U(P,\alpha,f) - L(P,\alpha,f) < \epsilon

Therefore, U(P,f,\alpha) - L(P,f,\alpha)<U(P,\alpha,f) - L(P,\alpha,f) < \epsilon, so f\in \mathscr{R}(\alpha) on [a, b].

QED

Theorem 6.10

Suppose f is bounded on [a, b] and has finitely many points \{y_1, y_2, \cdots, y_J\} of discontinuity, and \alpha is continuous on [a, b]. Then f\in \mathscr{R}(\alpha) on [a, b].

Proof:

Since f is bounded, there exists a M>0 such that |f(x)|\leq M for all x\in [a, b].

Let \epsilon > 0. Since \alpha is continuous on [a, b], we can find some intervals [u_j,v_j]\subset (a,b) and y_j\in [u_j,v_j] and |\alpha(u_j) - \alpha(v_j)| < \epsilon for all j=1,2,\cdots,J.

Set K=[a,b]\setminus \bigcup_{j=1}^{J}(u_j,v_j).
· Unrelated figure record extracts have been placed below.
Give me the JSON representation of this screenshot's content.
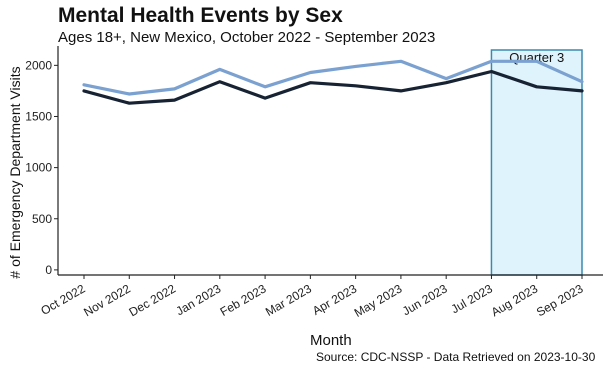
{
  "chart_data": {
    "type": "line",
    "title": "Mental Health Events by Sex",
    "subtitle": "Ages 18+, New Mexico, October 2022 - September 2023",
    "xlabel": "Month",
    "ylabel": "# of Emergency Department Visits",
    "categories": [
      "Oct 2022",
      "Nov 2022",
      "Dec 2022",
      "Jan 2023",
      "Feb 2023",
      "Mar 2023",
      "Apr 2023",
      "May 2023",
      "Jun 2023",
      "Jul 2023",
      "Aug 2023",
      "Sep 2023"
    ],
    "series": [
      {
        "color": "#7ba1d0",
        "values": [
          1810,
          1720,
          1770,
          1960,
          1790,
          1930,
          1990,
          2040,
          1870,
          2040,
          2040,
          1840
        ]
      },
      {
        "color": "#172333",
        "values": [
          1750,
          1630,
          1660,
          1840,
          1680,
          1830,
          1800,
          1750,
          1830,
          1940,
          1790,
          1750
        ]
      }
    ],
    "yticks": [
      0,
      500,
      1000,
      1500,
      2000
    ],
    "ylim": [
      -50,
      2150
    ],
    "highlight": {
      "label": "Quarter 3",
      "from": "Jul 2023",
      "to": "Sep 2023",
      "fill": "#dff3fc",
      "stroke": "#3a8ab0"
    },
    "source": "Source: CDC-NSSP - Data Retrieved on 2023-10-30",
    "grid": false,
    "legend": "none"
  }
}
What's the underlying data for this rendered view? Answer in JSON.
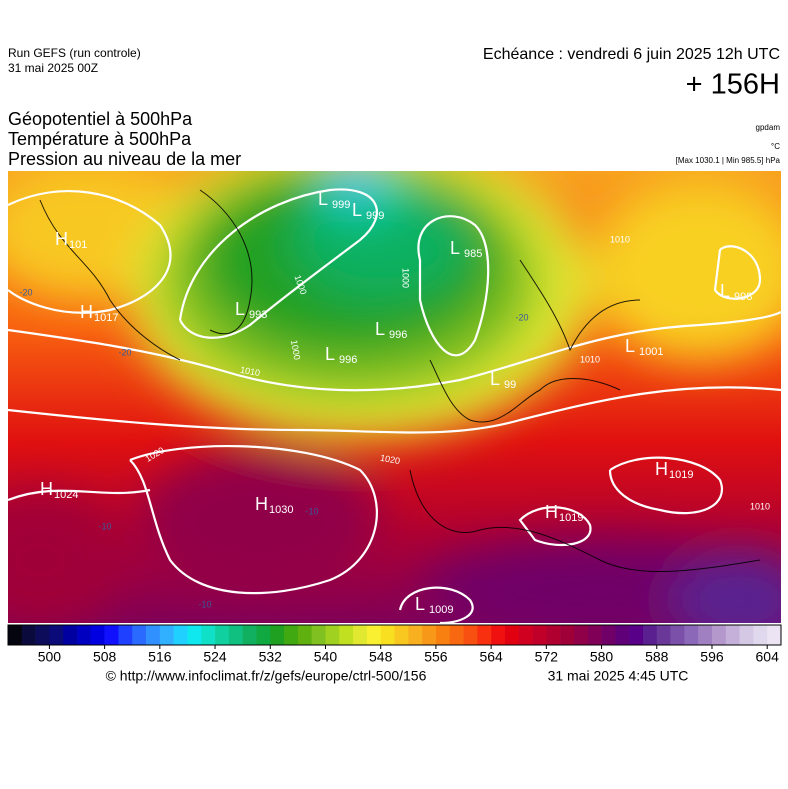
{
  "header": {
    "run_title": "Run GEFS (run controle)",
    "run_date": "31 mai 2025 00Z",
    "valid_time": "Echéance : vendredi 6 juin 2025 12h UTC",
    "lead": "+ 156H",
    "fields": [
      "Géopotentiel à 500hPa",
      "Température à 500hPa",
      "Pression au niveau de la mer"
    ],
    "unit_geopotential": "gpdam",
    "unit_temperature": "°C",
    "extremes": "[Max 1030.1 | Min 985.5] hPa"
  },
  "map": {
    "centers": [
      {
        "type": "H",
        "value": "101"
      },
      {
        "type": "L",
        "value": "999"
      },
      {
        "type": "L",
        "value": "999"
      },
      {
        "type": "L",
        "value": "985"
      },
      {
        "type": "L",
        "value": "993"
      },
      {
        "type": "L",
        "value": "996"
      },
      {
        "type": "L",
        "value": "996"
      },
      {
        "type": "L",
        "value": "998"
      },
      {
        "type": "L",
        "value": "1001"
      },
      {
        "type": "L",
        "value": "99"
      },
      {
        "type": "H",
        "value": "1017"
      },
      {
        "type": "H",
        "value": "1024"
      },
      {
        "type": "H",
        "value": "1030"
      },
      {
        "type": "H",
        "value": "1019"
      },
      {
        "type": "H",
        "value": "1019"
      },
      {
        "type": "L",
        "value": "1009"
      }
    ],
    "isobar_labels": [
      "1000",
      "1000",
      "1000",
      "1010",
      "1010",
      "1020",
      "1020",
      "1010",
      "1010"
    ],
    "temperature_labels": [
      "-20",
      "-20",
      "-10",
      "-10",
      "-10",
      "-20"
    ]
  },
  "colorbar": {
    "range": [
      494,
      606
    ],
    "ticks": [
      500,
      508,
      516,
      524,
      532,
      540,
      548,
      556,
      564,
      572,
      580,
      588,
      596,
      604
    ],
    "colors": [
      "#05050f",
      "#0a0a3c",
      "#0c0c5a",
      "#0a0a78",
      "#0000a0",
      "#0000c0",
      "#0000e0",
      "#1010ff",
      "#2040ff",
      "#2a6aff",
      "#3090ff",
      "#30b0ff",
      "#20d0ff",
      "#10e8f0",
      "#10e0c8",
      "#10d0a0",
      "#10c080",
      "#10b060",
      "#10a840",
      "#20a020",
      "#40a810",
      "#60b010",
      "#80c020",
      "#a0d020",
      "#c0e020",
      "#e0e830",
      "#f8f030",
      "#f8e020",
      "#f8c820",
      "#f8b020",
      "#f89818",
      "#f88010",
      "#f86810",
      "#f85010",
      "#f83010",
      "#f01010",
      "#e00010",
      "#d00020",
      "#c00028",
      "#b00030",
      "#a00038",
      "#900048",
      "#800058",
      "#700068",
      "#600078",
      "#580088",
      "#5a2090",
      "#6a3898",
      "#7a50a8",
      "#8c68b8",
      "#a080c0",
      "#b498cc",
      "#c4b0d8",
      "#d4c8e4",
      "#e0d8ec",
      "#ece4f2"
    ]
  },
  "footer": {
    "url": "© http://www.infoclimat.fr/z/gefs/europe/ctrl-500/156",
    "timestamp": "31 mai 2025  4:45 UTC"
  }
}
Since K is compact, f is uniformly continuous on K. Hence, there exists a \delta > 0 such that for any s,t\in K and |s-t|<\delta, we have |f(s)-f(t)|<\epsilon.

Let P=\{x_0,x_1,\cdots,x_n=b\} containing all the points u_j,v_j,\forall j=1,2,\cdots,J and \Delta x_i<\delta,\forall x_i\notin \{u_j,v_j,\forall j=1,2,\cdots,J\}.

Then,

If x_i=u_j for some j=1,2,\cdots,J, then M_i-m_i\leq M:=2\sup|f_x|. But \Delta \alpha_i\leq \epsilon for all i=1,2,\cdots,n.
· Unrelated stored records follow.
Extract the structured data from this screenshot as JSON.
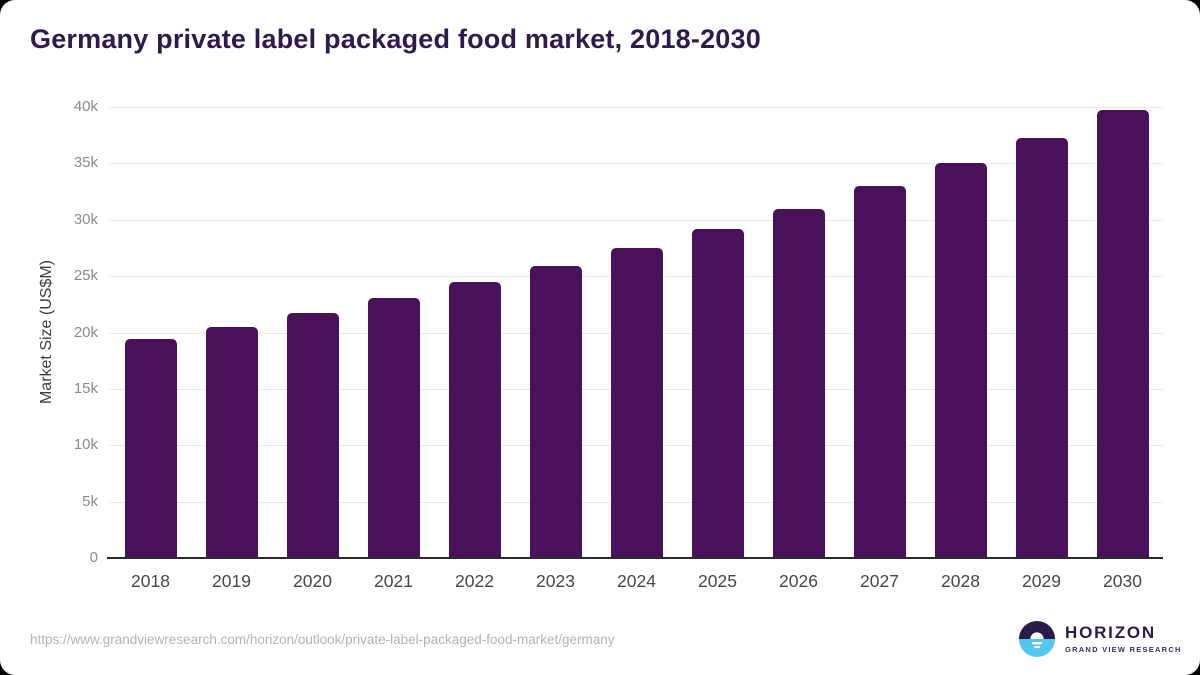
{
  "title": "Germany private label packaged food market, 2018-2030",
  "chart_data": {
    "type": "bar",
    "title": "Germany private label packaged food market, 2018-2030",
    "xlabel": "",
    "ylabel": "Market Size (US$M)",
    "categories": [
      "2018",
      "2019",
      "2020",
      "2021",
      "2022",
      "2023",
      "2024",
      "2025",
      "2026",
      "2027",
      "2028",
      "2029",
      "2030"
    ],
    "values": [
      19300,
      20400,
      21650,
      22950,
      24350,
      25800,
      27400,
      29100,
      30850,
      32950,
      34950,
      37150,
      39650
    ],
    "ylim": [
      0,
      40000
    ],
    "yticks": [
      {
        "label": "0",
        "value": 0
      },
      {
        "label": "5k",
        "value": 5000
      },
      {
        "label": "10k",
        "value": 10000
      },
      {
        "label": "15k",
        "value": 15000
      },
      {
        "label": "20k",
        "value": 20000
      },
      {
        "label": "25k",
        "value": 25000
      },
      {
        "label": "30k",
        "value": 30000
      },
      {
        "label": "35k",
        "value": 35000
      },
      {
        "label": "40k",
        "value": 40000
      }
    ],
    "grid": true,
    "legend": false,
    "bar_color": "#48115a"
  },
  "footer": {
    "source_url": "https://www.grandviewresearch.com/horizon/outlook/private-label-packaged-food-market/germany",
    "logo": {
      "name": "HORIZON",
      "subtitle": "GRAND VIEW RESEARCH"
    }
  },
  "colors": {
    "page_bg": "#000000",
    "card_bg": "#ffffff",
    "title": "#2f1a4d",
    "bar": "#48115a",
    "gridline": "#e8e8e8",
    "axis_line": "#2b2b2b",
    "y_tick": "#8a8a8a",
    "x_tick": "#474747",
    "source_text": "#b3b3b3",
    "logo_purple": "#2b1b47",
    "logo_blue": "#55c6f2"
  }
}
If x_i\neq u_j for all j=1,2,\cdots,J, then by uniform continuity of f on K, we have M_i-m_i\leq \epsilon.

In either case, we have

\begin{aligned}
U(P,f,\alpha) - L(P,f,\alpha) &= \sum_{i=1}^{n} (M_i - m_i)\Delta \alpha_i \\
&\leq J M\epsilon + \sum_{i=1}^{n} \epsilon \Delta \alpha_i \\
&= \epsilon(J M + \sum_{i=1}^{n} \Delta \alpha_i)
\end{aligned}

Since \epsilon is arbitrary, we have U(P,f,\alpha) - L(P,f,\alpha) < \epsilon.

Therefore, f\in \mathscr{R}(\alpha) on [a, b].

QED

Theorem 6.11

Suppose f\in \mathscr{R}(\alpha) on [a, b], m\leq f(x)\leq M for all x\in [a, b], and \phi is continuous on [m, M], and let h(x)=\phi(f(x)) on [a, b]. Then h\in \mathscr{R}(\alpha) on [a, b].